Tuesday, April 23, 2024

Soap Company moves to former Smokehouses’ property

Permanent home found for local enterprise ravaged by fire

  • January 26 2022
  • By Alec Bruce, Local Journalism Initiative reporter    

SHERBROOKE– Seven weeks after losing her operation in a fire that left nothing but embers and ash, Leigh McFarlane has persevered and found a permanent home for her business, The Soap Company of Nova Scotia, at the former St. Mary’s River Smokehouses in Sherbrooke.

“I couldn’t be happier,” a breathless McFarlane told The Journal between errands over the phone last week. In a statement, she added: “We’ve gone from soap to smoke and back to soap again in the former smokehouse. The way forward is finally clear.”

In a deal McFarlane described as “good,” Cooke Aquaculture of Blacks Harbour, N.B, has agreed to lease its property – the former Smokehouses, which it owns through its subsidiary True North Salmon Co. Ltd. – to The Soap Company as part of its commitment to “a strong rural economy.”

Cooke’s Director of Public Relations Joel Richardson said in a statement: “As a family company we believe in supporting local Nova Scotian businesses at every opportunity and we applaud Leigh and The Soap Company of Nova Scotia for their perseverance to get back up and running. We know the community embraces Leigh and her team… and we are happy to have a facility available that can accommodate the business.”

McFarlane said the new premises are ideal.

“It has all the different spaces that we need to fully re-establish the business – all the spaces that we need for segregating all the different activities that we need to do,” she explained. “It also provides us with a loading bay, which is really important for shipping and receiving, and it will allow us to re-establish our retail shop in the front. It basically ticks all the boxes.”

Shortly after the November fire that consumed her Cherry Hill home and business – forcing her to flee with little more than the clothes on her back and a defunct cordless phone – McFarlane set up temporary operations at the former fire hall in Sherbrooke on a reportedly open-ended sublet at no charge from Atlantic Gold, which rents the Main Street building from a New Glasgow interest. “They [Atlantic Gold] really are lovely people… and we’re really floored,” she said at the time.

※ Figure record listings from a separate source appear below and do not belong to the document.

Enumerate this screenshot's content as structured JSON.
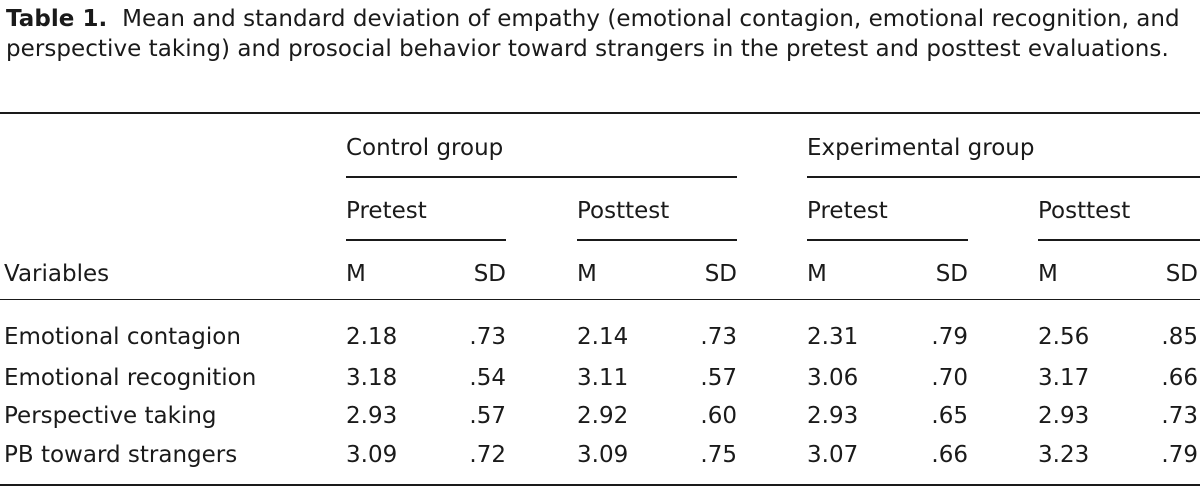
{
  "caption": {
    "label": "Table 1.",
    "text": "Mean and standard deviation of empathy (emotional contagion, emotional recognition, and perspective taking) and prosocial behavior toward strangers in the pretest and posttest evaluations."
  },
  "table": {
    "groups": [
      "Control group",
      "Experimental group"
    ],
    "phases": [
      "Pretest",
      "Posttest",
      "Pretest",
      "Posttest"
    ],
    "variables_header": "Variables",
    "stat_headers": [
      "M",
      "SD",
      "M",
      "SD",
      "M",
      "SD",
      "M",
      "SD"
    ],
    "rows": [
      {
        "label": "Emotional contagion",
        "values": [
          "2.18",
          ".73",
          "2.14",
          ".73",
          "2.31",
          ".79",
          "2.56",
          ".85"
        ]
      },
      {
        "label": "Emotional recognition",
        "values": [
          "3.18",
          ".54",
          "3.11",
          ".57",
          "3.06",
          ".70",
          "3.17",
          ".66"
        ]
      },
      {
        "label": "Perspective taking",
        "values": [
          "2.93",
          ".57",
          "2.92",
          ".60",
          "2.93",
          ".65",
          "2.93",
          ".73"
        ]
      },
      {
        "label": "PB toward strangers",
        "values": [
          "3.09",
          ".72",
          "3.09",
          ".75",
          "3.07",
          ".66",
          "3.23",
          ".79"
        ]
      }
    ]
  }
}
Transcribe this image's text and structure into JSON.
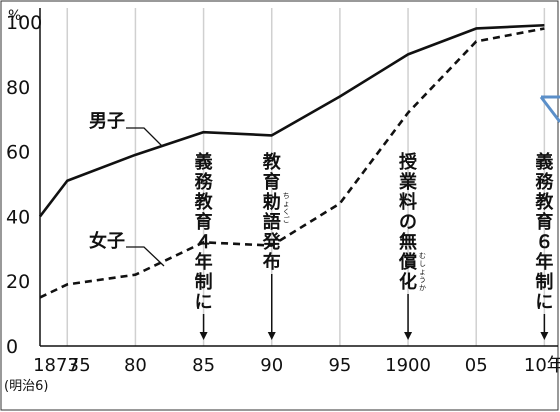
{
  "chart_data": {
    "type": "line",
    "title": "",
    "xlabel": "",
    "ylabel": "%",
    "ylim": [
      0,
      100
    ],
    "yticks": [
      0,
      20,
      40,
      60,
      80,
      100
    ],
    "x_ticks": [
      {
        "x": 1873,
        "label": "1873"
      },
      {
        "x": 1875,
        "label": "75"
      },
      {
        "x": 1880,
        "label": "80"
      },
      {
        "x": 1885,
        "label": "85"
      },
      {
        "x": 1890,
        "label": "90"
      },
      {
        "x": 1895,
        "label": "95"
      },
      {
        "x": 1900,
        "label": "1900"
      },
      {
        "x": 1905,
        "label": "05"
      },
      {
        "x": 1910,
        "label": "10年"
      }
    ],
    "x_sublabel": "(明治6)",
    "grid": "vertical",
    "series": [
      {
        "name": "男子",
        "style": "solid",
        "x": [
          1873,
          1875,
          1880,
          1885,
          1890,
          1895,
          1900,
          1905,
          1910
        ],
        "values": [
          40,
          51,
          59,
          66,
          65,
          77,
          90,
          98,
          99
        ]
      },
      {
        "name": "女子",
        "style": "dashed",
        "x": [
          1873,
          1875,
          1880,
          1885,
          1890,
          1895,
          1900,
          1905,
          1910
        ],
        "values": [
          15,
          19,
          22,
          32,
          31,
          44,
          72,
          94,
          98
        ]
      }
    ],
    "events": [
      {
        "x": 1885,
        "text": "義務教育４年制に"
      },
      {
        "x": 1890,
        "text": "教育勅語発布",
        "ruby": "ちょくご"
      },
      {
        "x": 1900,
        "text": "授業料の無償化",
        "ruby": "むしょうか"
      },
      {
        "x": 1910,
        "text": "義務教育６年制に"
      }
    ]
  }
}
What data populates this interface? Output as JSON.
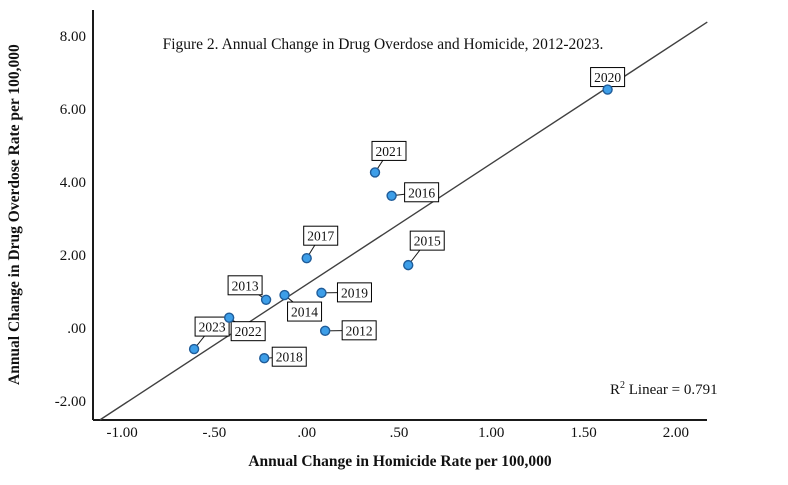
{
  "chart_data": {
    "type": "scatter",
    "title": "Figure 2. Annual Change in Drug Overdose and Homicide, 2012-2023.",
    "xlabel": "Annual Change in Homicide Rate per 100,000",
    "ylabel": "Annual Change in Drug Overdose Rate per 100,000",
    "xlim": [
      -1.16,
      2.17
    ],
    "ylim": [
      -2.49,
      8.74
    ],
    "grid": false,
    "x_ticks": [
      {
        "value": -1.0,
        "label": "-1.00"
      },
      {
        "value": -0.5,
        "label": "-.50"
      },
      {
        "value": 0.0,
        "label": ".00"
      },
      {
        "value": 0.5,
        "label": ".50"
      },
      {
        "value": 1.0,
        "label": "1.00"
      },
      {
        "value": 1.5,
        "label": "1.50"
      },
      {
        "value": 2.0,
        "label": "2.00"
      }
    ],
    "y_ticks": [
      {
        "value": 8.0,
        "label": "8.00"
      },
      {
        "value": 6.0,
        "label": "6.00"
      },
      {
        "value": 4.0,
        "label": "4.00"
      },
      {
        "value": 2.0,
        "label": "2.00"
      },
      {
        "value": 0.0,
        "label": ".00"
      },
      {
        "value": -2.0,
        "label": "-2.00"
      }
    ],
    "points": [
      {
        "year": "2012",
        "x": 0.1,
        "y": -0.05,
        "label_offset": [
          17,
          -10
        ]
      },
      {
        "year": "2013",
        "x": -0.22,
        "y": 0.8,
        "label_offset": [
          -38,
          -24
        ]
      },
      {
        "year": "2014",
        "x": -0.12,
        "y": 0.93,
        "label_offset": [
          3,
          7
        ]
      },
      {
        "year": "2015",
        "x": 0.55,
        "y": 1.75,
        "label_offset": [
          2,
          -34
        ]
      },
      {
        "year": "2016",
        "x": 0.46,
        "y": 3.65,
        "label_offset": [
          13,
          -13
        ]
      },
      {
        "year": "2017",
        "x": 0.0,
        "y": 1.94,
        "label_offset": [
          -3,
          -32
        ]
      },
      {
        "year": "2018",
        "x": -0.23,
        "y": -0.8,
        "label_offset": [
          8,
          -11
        ]
      },
      {
        "year": "2019",
        "x": 0.08,
        "y": 0.99,
        "label_offset": [
          16,
          -10
        ]
      },
      {
        "year": "2020",
        "x": 1.63,
        "y": 6.56,
        "label_offset": [
          -17,
          -22
        ]
      },
      {
        "year": "2021",
        "x": 0.37,
        "y": 4.29,
        "label_offset": [
          -3,
          -31
        ]
      },
      {
        "year": "2022",
        "x": -0.42,
        "y": 0.31,
        "label_offset": [
          2,
          4
        ]
      },
      {
        "year": "2023",
        "x": -0.61,
        "y": -0.55,
        "label_offset": [
          1,
          -32
        ]
      }
    ],
    "regression_line": {
      "x1": -1.12,
      "y1": -2.49,
      "x2": 2.17,
      "y2": 8.41
    },
    "annotation": {
      "r_prefix": "R",
      "r_sup": "2",
      "r_rest": " Linear = 0.791",
      "r2_value": 0.791
    },
    "colors": {
      "point_fill": "#3d9ee8",
      "point_stroke": "#1f5c99",
      "fit_line": "#404040",
      "axis": "#1a1a1a",
      "label_box_border": "#000000",
      "label_box_fill": "#ffffff"
    }
  }
}
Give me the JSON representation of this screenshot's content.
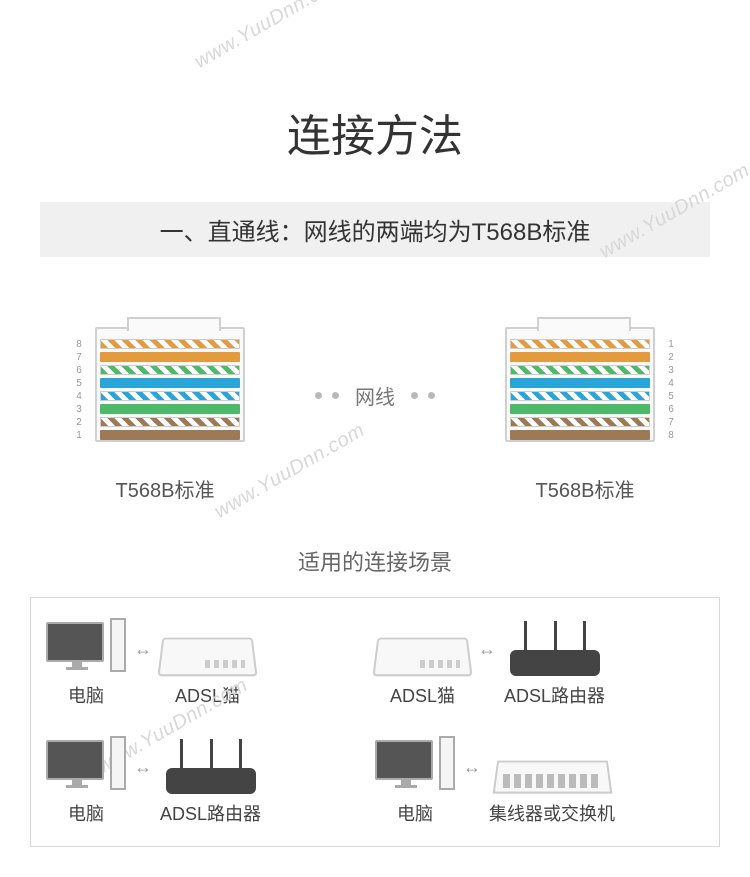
{
  "title": "连接方法",
  "subtitle": "一、直通线：网线的两端均为T568B标准",
  "watermark": "www.YuuDnn.com",
  "cable": {
    "center_label": "网线",
    "left_label": "T568B标准",
    "right_label": "T568B标准",
    "pins_left_order": [
      "8",
      "7",
      "6",
      "5",
      "4",
      "3",
      "2",
      "1"
    ],
    "pins_right_order": [
      "1",
      "2",
      "3",
      "4",
      "5",
      "6",
      "7",
      "8"
    ],
    "wire_colors": [
      {
        "type": "striped",
        "color": "#e39b3f"
      },
      {
        "type": "solid",
        "color": "#e39b3f"
      },
      {
        "type": "striped",
        "color": "#4fb96a"
      },
      {
        "type": "solid",
        "color": "#2aa5d8"
      },
      {
        "type": "striped",
        "color": "#2aa5d8"
      },
      {
        "type": "solid",
        "color": "#4fb96a"
      },
      {
        "type": "striped",
        "color": "#9b7a55"
      },
      {
        "type": "solid",
        "color": "#9b7a55"
      }
    ]
  },
  "scenario_title": "适用的连接场景",
  "bidir_symbol": "↔",
  "scenarios": [
    {
      "left": {
        "icon": "pc",
        "label": "电脑"
      },
      "right": {
        "icon": "modem",
        "label": "ADSL猫"
      }
    },
    {
      "left": {
        "icon": "modem",
        "label": "ADSL猫"
      },
      "right": {
        "icon": "router",
        "label": "ADSL路由器"
      }
    },
    {
      "left": {
        "icon": "pc",
        "label": "电脑"
      },
      "right": {
        "icon": "router",
        "label": "ADSL路由器"
      }
    },
    {
      "left": {
        "icon": "pc",
        "label": "电脑"
      },
      "right": {
        "icon": "switch",
        "label": "集线器或交换机"
      }
    }
  ],
  "colors": {
    "title": "#333333",
    "subtitle_bg": "#f0f0f0",
    "border": "#d8d8d8",
    "text_muted": "#666666"
  }
}
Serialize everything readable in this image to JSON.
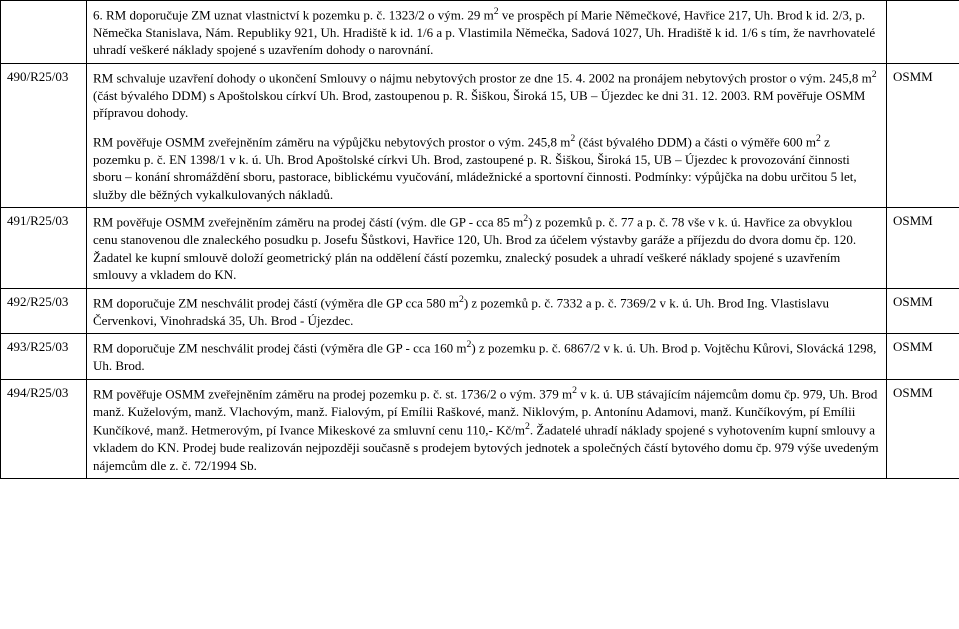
{
  "rows": [
    {
      "ref": "",
      "dept": "",
      "body": [
        "6. RM doporučuje ZM uznat vlastnictví k pozemku p. č. 1323/2 o vým. 29 m<sup>2</sup> ve prospěch pí Marie Němečkové, Havřice 217, Uh. Brod k id. 2/3, p. Němečka Stanislava, Nám. Republiky 921, Uh. Hradiště k id. 1/6 a p. Vlastimila Němečka, Sadová 1027, Uh. Hradiště k id. 1/6 s tím, že navrhovatelé uhradí veškeré náklady spojené s uzavřením dohody o narovnání."
      ]
    },
    {
      "ref": "490/R25/03",
      "dept": "OSMM",
      "body": [
        "RM schvaluje uzavření dohody o ukončení Smlouvy o nájmu nebytových prostor ze dne 15. 4. 2002 na pronájem nebytových prostor o vým. 245,8 m<sup>2</sup> (část bývalého DDM) s Apoštolskou církví Uh. Brod, zastoupenou p. R. Šiškou, Široká 15, UB – Újezdec ke dni 31. 12. 2003. RM pověřuje OSMM přípravou dohody.",
        "RM pověřuje OSMM zveřejněním záměru na výpůjčku nebytových prostor o vým. 245,8 m<sup>2</sup> (část bývalého DDM) a části o výměře 600 m<sup>2</sup> z pozemku p. č. EN 1398/1 v k. ú. Uh. Brod Apoštolské církvi Uh. Brod, zastoupené p. R. Šiškou, Široká 15, UB – Újezdec k provozování činnosti sboru – konání shromáždění sboru, pastorace, biblickému vyučování, mládežnické a sportovní činnosti. Podmínky: výpůjčka na dobu určitou 5 let, služby dle běžných vykalkulovaných nákladů."
      ]
    },
    {
      "ref": "491/R25/03",
      "dept": "OSMM",
      "body": [
        "RM pověřuje OSMM zveřejněním záměru na prodej částí (vým. dle GP - cca 85 m<sup>2</sup>) z pozemků p. č. 77 a p. č. 78 vše v k. ú. Havřice za obvyklou cenu stanovenou dle znaleckého posudku p. Josefu Šůstkovi, Havřice 120, Uh. Brod za účelem výstavby garáže a příjezdu do dvora domu čp. 120. Žadatel ke kupní smlouvě doloží geometrický plán na oddělení částí pozemku, znalecký posudek a uhradí veškeré náklady spojené s uzavřením smlouvy a vkladem do KN."
      ]
    },
    {
      "ref": "492/R25/03",
      "dept": "OSMM",
      "body": [
        "RM doporučuje ZM neschválit prodej částí (výměra dle GP cca 580 m<sup>2</sup>) z pozemků p. č. 7332 a p. č. 7369/2 v k. ú. Uh. Brod Ing. Vlastislavu Červenkovi, Vinohradská 35, Uh. Brod - Újezdec."
      ]
    },
    {
      "ref": "493/R25/03",
      "dept": "OSMM",
      "body": [
        "RM doporučuje ZM neschválit prodej části (výměra dle GP - cca 160 m<sup>2</sup>) z pozemku p. č. 6867/2 v k. ú. Uh. Brod p. Vojtěchu Kůrovi, Slovácká 1298, Uh. Brod."
      ]
    },
    {
      "ref": "494/R25/03",
      "dept": "OSMM",
      "body": [
        "RM pověřuje OSMM zveřejněním záměru na prodej pozemku p. č. st. 1736/2 o vým. 379 m<sup>2</sup> v k. ú. UB stávajícím nájemcům domu čp. 979, Uh. Brod manž. Kuželovým, manž. Vlachovým, manž. Fialovým, pí Emílii Raškové, manž. Niklovým, p. Antonínu Adamovi, manž. Kunčíkovým, pí Emílii Kunčíkové, manž. Hetmerovým, pí Ivance Mikeskové za smluvní cenu 110,- Kč/m<sup>2</sup>. Žadatelé uhradí náklady spojené s vyhotovením kupní smlouvy a vkladem do KN. Prodej bude realizován nejpozději současně s prodejem bytových jednotek a společných částí bytového domu čp. 979 výše uvedeným nájemcům dle z. č. 72/1994 Sb."
      ]
    }
  ]
}
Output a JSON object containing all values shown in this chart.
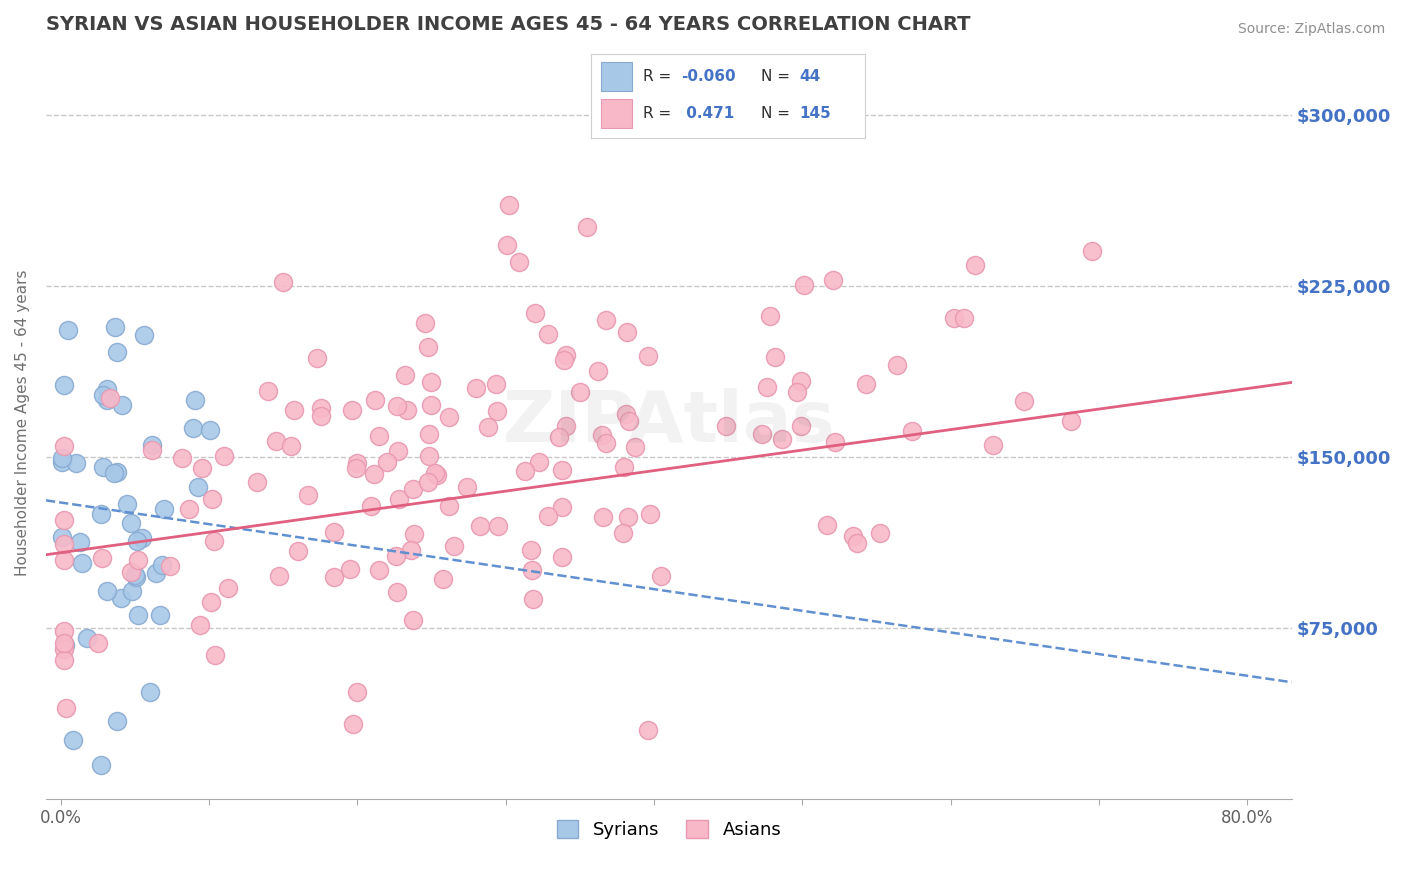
{
  "title": "SYRIAN VS ASIAN HOUSEHOLDER INCOME AGES 45 - 64 YEARS CORRELATION CHART",
  "source": "Source: ZipAtlas.com",
  "ylabel": "Householder Income Ages 45 - 64 years",
  "xlabel_ticks_show": [
    "0.0%",
    "80.0%"
  ],
  "ytick_labels": [
    "$75,000",
    "$150,000",
    "$225,000",
    "$300,000"
  ],
  "ytick_values": [
    75000,
    150000,
    225000,
    300000
  ],
  "ylim": [
    0,
    330000
  ],
  "xlim": [
    -0.01,
    0.83
  ],
  "syrian_color": "#a8c8e8",
  "syrian_edge": "#88aad0",
  "asian_color": "#f8b8c8",
  "asian_edge": "#e898b0",
  "bg_color": "#ffffff",
  "grid_color": "#c8c8c8",
  "title_color": "#404040",
  "source_color": "#909090",
  "ytick_color": "#4472c4",
  "syrian_R": -0.06,
  "asian_R": 0.471,
  "syrian_N": 44,
  "asian_N": 145,
  "syr_trend_color": "#6090d0",
  "asian_trend_color": "#e06080",
  "legend_text_color": "#4472c4",
  "legend_label_color": "#303030"
}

That move was critical, she noted last week, to enable her to fill orders for soap this month. “In the lead up to Christmas, focus shifted to finding a place to fully ramp up production,” she said. “The Smokehouses really was the only place available where we didn’t have to build something; we could just go in and get set up and get to work.”

Cooke purchased The St. Mary’s Smokehouses salmon-curing company in 2017, before moving its operations to Charlottetown a year later, affecting about 18 local employees.

In her statement, McFarlane said, “Building a business from scratch and experiencing it scale is super gratifying. So, seeing the entire operation burn down was devastating. Immediately, the community gathered us up in a great big hug that provided energy to rise up and it got even bigger with this most recent event. The former smokehouse facilities are key to making our comeback possible. I am so incredibly grateful to the Cooke family for hearing our story, seeing our commitment to the community and allowing us to set up operations in this building… This move will reinvigorate The Smokehouses. A true community win-win!”

McFarlane hopes to be operating at full capacity – with three full-time and three part-time employees – within a month.

The Soap Company makes soap and laundry powder for individual and retailer customers, including 86 Sobeys stores, across the Maritimes.